Di dalam kamus fikihnya, Syaikh Sa’di Abu Habib menjelaskan tentang Darul Islam dan dâr al-harb sebagai berikut:

Menurut pengikut mazhab Syafii, dâr al-harb adalah negeri-negeri kaum kafir (bilâd al-kuffâr) yang tidak memiliki perjanjian damai dengan kaum Muslim. Adapun Darul Islam menurut pengikut mazhab Syafii adalah setiap negeri yang dibangun oleh kaum Muslim, seperti Baghdad dan Bashrah; atau penduduknya masuk Islam, seperti Madinah atau Yaman; atau negeri yang ditaklukkan dengan perang, semacam Khaibar, Mesir dan wilayah kota Irak; atau ditaklukkan secara damai; atau wilayah yang kita miliki dan orang kafir yang hidup di dalamnya membayar jizyah.

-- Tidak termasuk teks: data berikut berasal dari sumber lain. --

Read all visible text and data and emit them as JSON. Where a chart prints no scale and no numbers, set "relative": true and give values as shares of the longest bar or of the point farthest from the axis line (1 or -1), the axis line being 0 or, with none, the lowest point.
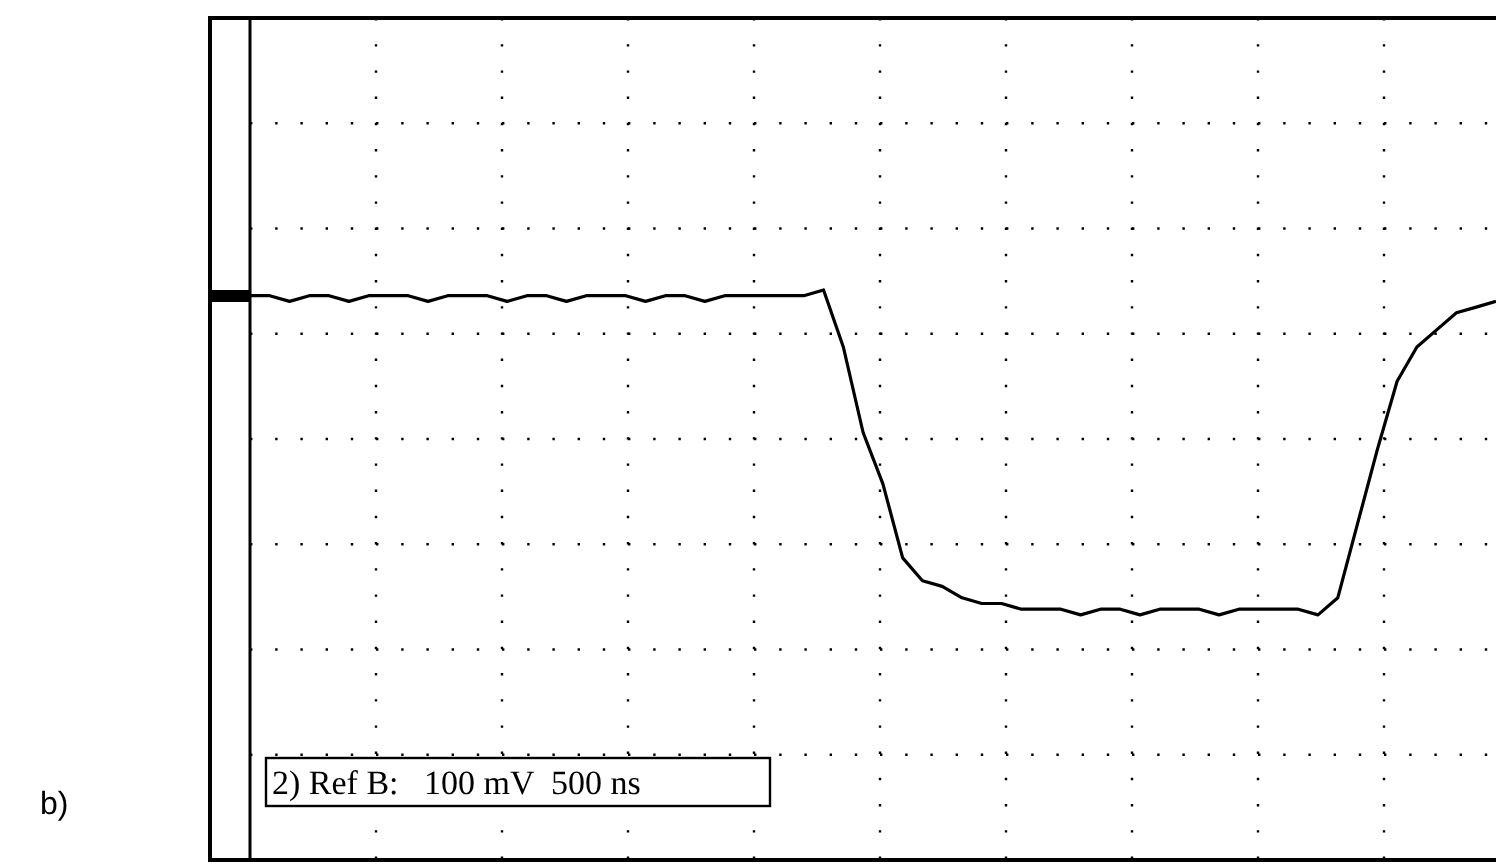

Adapun menurut pengikut Imam Ahmad bin Hanbal, “Darul Islam adalah setiap negeri yang dibangun oleh kaum Muslim, seperti Bashrah, atau negeri yang ditaklukkan oleh kaum Muslim, seperti kota Yaman.”9

Abdul-Qadir Audah menyatakan:

Darul Islam adalah negeri yang tampak jelas di dalamnya penerapan hukum-hukum Islam, atau penduduknya yang Muslim mampu menampakkan hukum-hukum Islam di negeri itu.  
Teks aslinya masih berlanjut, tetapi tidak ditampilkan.